« Colère de Brest ! L'humain d'abord »

Première ville du Finistère avec 140 000 habitants, Brest a perdu 25 000 habitants depuis 25 ans, et surtout beaucoup d'emplois. Son arsenal est passé de 7 000 à moins de 3 000 salariés aujourd'hui. L'ancienne usine électronique Ericson, plus de 1000 salariés dans les années 80, devenue Jabil, vient de connaître son 5eme plan de licenciements, il ne restera qu'un peu plus d'une centaine de salariés. Comme le reste du Finistère, cette ville ouvrière subit de plein fouet la crise capitaliste.

Le PS, à dominante catho-libérale, est aux affaires depuis 30 ans, le maire sortant François Cuillandre vise un 3ème mandat, il ne mise que sur « l'attractivité » pour les investisseurs et les bobos. La vie des quartiers est délaissée au profits de projets de prestige, le dernier en date étant un projet de téléphérique. En réponse à une bataille militante de plusieurs années pour le passage de l'eau en régie publique, l'adjoint PCF dévoué au PS a mis en place une SPL (Société Publique Locale) société privée qui s'est construit un siège de 7 millions d'euros. Aucun audit n'a été fait qui aurait permis de récupérer l'argent volé par Véolia, qui est toujours là, en sous-traitance de la SPL, et une eau, qui est toujours parmi les plus chères du pays.

La baisse des dotations de l'État va priver Brest de 4 millions d'euros, mais la majorité sortante (PS-EELV- PCF-UDB-BNC) se garde de toute critique de la politique gouvernementale.

Cuillandre s'est aussi battu pour que Brest ait le statut de « métropole », qu'il a obtenu, rentrant dans la logique de concurrence des libéraux, au détriment de la Bretagne rurale...

Après des mois d'attentisme du PCF, le Front de Gauche, qui regroupe également le PG, la GA et la FASE, est quand même parvenu à tenir une première réunion consacrée aux municipales en mai 2013. Le PCF Brestois a alors expliqué qu'il attendait le bilan de ses élus avant de travailler à un programme municipal. Il s'est finalement mis « en retrait du Front de Gauche »  après une réunion qui avait discuté d'une charte pour ces municipales.
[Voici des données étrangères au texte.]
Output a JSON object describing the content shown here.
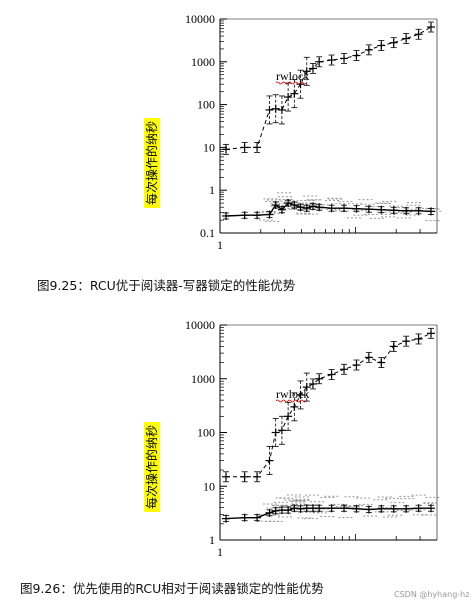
{
  "captions": {
    "fig1": "图9.25：RCU优于阅读器-写器锁定的性能优势",
    "fig2": "图9.26：优先使用的RCU相对于阅读器锁定的性能优势"
  },
  "watermark": "CSDN @hyhang-hz",
  "colors": {
    "highlight": "#ffff00",
    "rcu_line": "#000000",
    "rw_line": "#000000",
    "scatter": "#999999",
    "underline": "#cc0000"
  },
  "chart_data": [
    {
      "type": "line",
      "ylabel": "每次操作的纳秒",
      "xlabel": "",
      "annotation": "rwlock",
      "y_scale": "log",
      "ylim": [
        0.1,
        10000
      ],
      "xlim": [
        1,
        34
      ],
      "yticks": [
        "0.1",
        "1",
        "10",
        "100",
        "1000",
        "10000"
      ],
      "xticks": [
        "1"
      ],
      "series": [
        {
          "name": "rwlock",
          "style": "dashed",
          "x": [
            1,
            4,
            6,
            8,
            9,
            10,
            11,
            12,
            13,
            14,
            15,
            16,
            18,
            20,
            22,
            24,
            26,
            28,
            30,
            32,
            34
          ],
          "y": [
            9,
            10,
            10,
            75,
            80,
            75,
            150,
            180,
            300,
            600,
            700,
            1000,
            1100,
            1200,
            1400,
            1900,
            2400,
            2800,
            3500,
            4400,
            6500
          ]
        },
        {
          "name": "rcu",
          "style": "solid",
          "x": [
            1,
            4,
            6,
            8,
            9,
            10,
            11,
            12,
            13,
            14,
            15,
            16,
            18,
            20,
            22,
            24,
            26,
            28,
            30,
            32,
            34
          ],
          "y": [
            0.25,
            0.26,
            0.26,
            0.27,
            0.45,
            0.35,
            0.5,
            0.45,
            0.4,
            0.38,
            0.42,
            0.4,
            0.38,
            0.38,
            0.37,
            0.36,
            0.35,
            0.34,
            0.33,
            0.33,
            0.32
          ]
        }
      ]
    },
    {
      "type": "line",
      "ylabel": "每次操作的纳秒",
      "xlabel": "",
      "annotation": "rwlock",
      "y_scale": "log",
      "ylim": [
        1,
        10000
      ],
      "xlim": [
        1,
        34
      ],
      "yticks": [
        "1",
        "10",
        "100",
        "1000",
        "10000"
      ],
      "xticks": [
        "1"
      ],
      "series": [
        {
          "name": "rwlock",
          "style": "dashed",
          "x": [
            1,
            4,
            6,
            8,
            9,
            10,
            11,
            12,
            13,
            14,
            15,
            16,
            18,
            20,
            22,
            24,
            26,
            28,
            30,
            32,
            34
          ],
          "y": [
            15,
            15,
            15,
            30,
            100,
            110,
            200,
            300,
            500,
            700,
            800,
            1000,
            1200,
            1500,
            1800,
            2500,
            2000,
            4000,
            5000,
            5500,
            7000
          ]
        },
        {
          "name": "rcu",
          "style": "solid",
          "x": [
            1,
            4,
            6,
            8,
            9,
            10,
            11,
            12,
            13,
            14,
            15,
            16,
            18,
            20,
            22,
            24,
            26,
            28,
            30,
            32,
            34
          ],
          "y": [
            2.5,
            2.6,
            2.6,
            3.2,
            3.5,
            3.6,
            3.6,
            3.9,
            3.8,
            3.9,
            3.9,
            3.9,
            3.9,
            3.9,
            3.8,
            3.7,
            3.8,
            3.8,
            3.8,
            3.9,
            3.9
          ]
        }
      ]
    }
  ]
}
Pendant l'été, puis à la rentrée de septembre, des ateliers ont travaillé sur les questions d'économie, d'écologie et de démocratie. Une Assemblée citoyenne très large s'est réunie qui a permis d'élargir à des syndicalistes, des militant-e-s associatifs.

Depuis plusieurs mois, aux côtés des militant-e-s d'Ensemble, on trouve donc le PG, des militants du PCF qui n'acceptent pas la soumission au PS, des non encartés, des syndicalistes, et depuis le début 2014 le NPA.

Notre liste s'intitule « Colère de Brest! L'humain d'abord », car nous avons mesuré l'état de colère qui s'exprime dans les mouvements sociaux, dans la population, sur les marchés, au porte à porte. Le « Tonnerre de Brest », étant le canon qui sonnait lorsqu'un bagnard s'était évadé du bagne. Et « L'humain d'abord » comme réponse pour transformer cette colère en force de propositions et de transformation sociale.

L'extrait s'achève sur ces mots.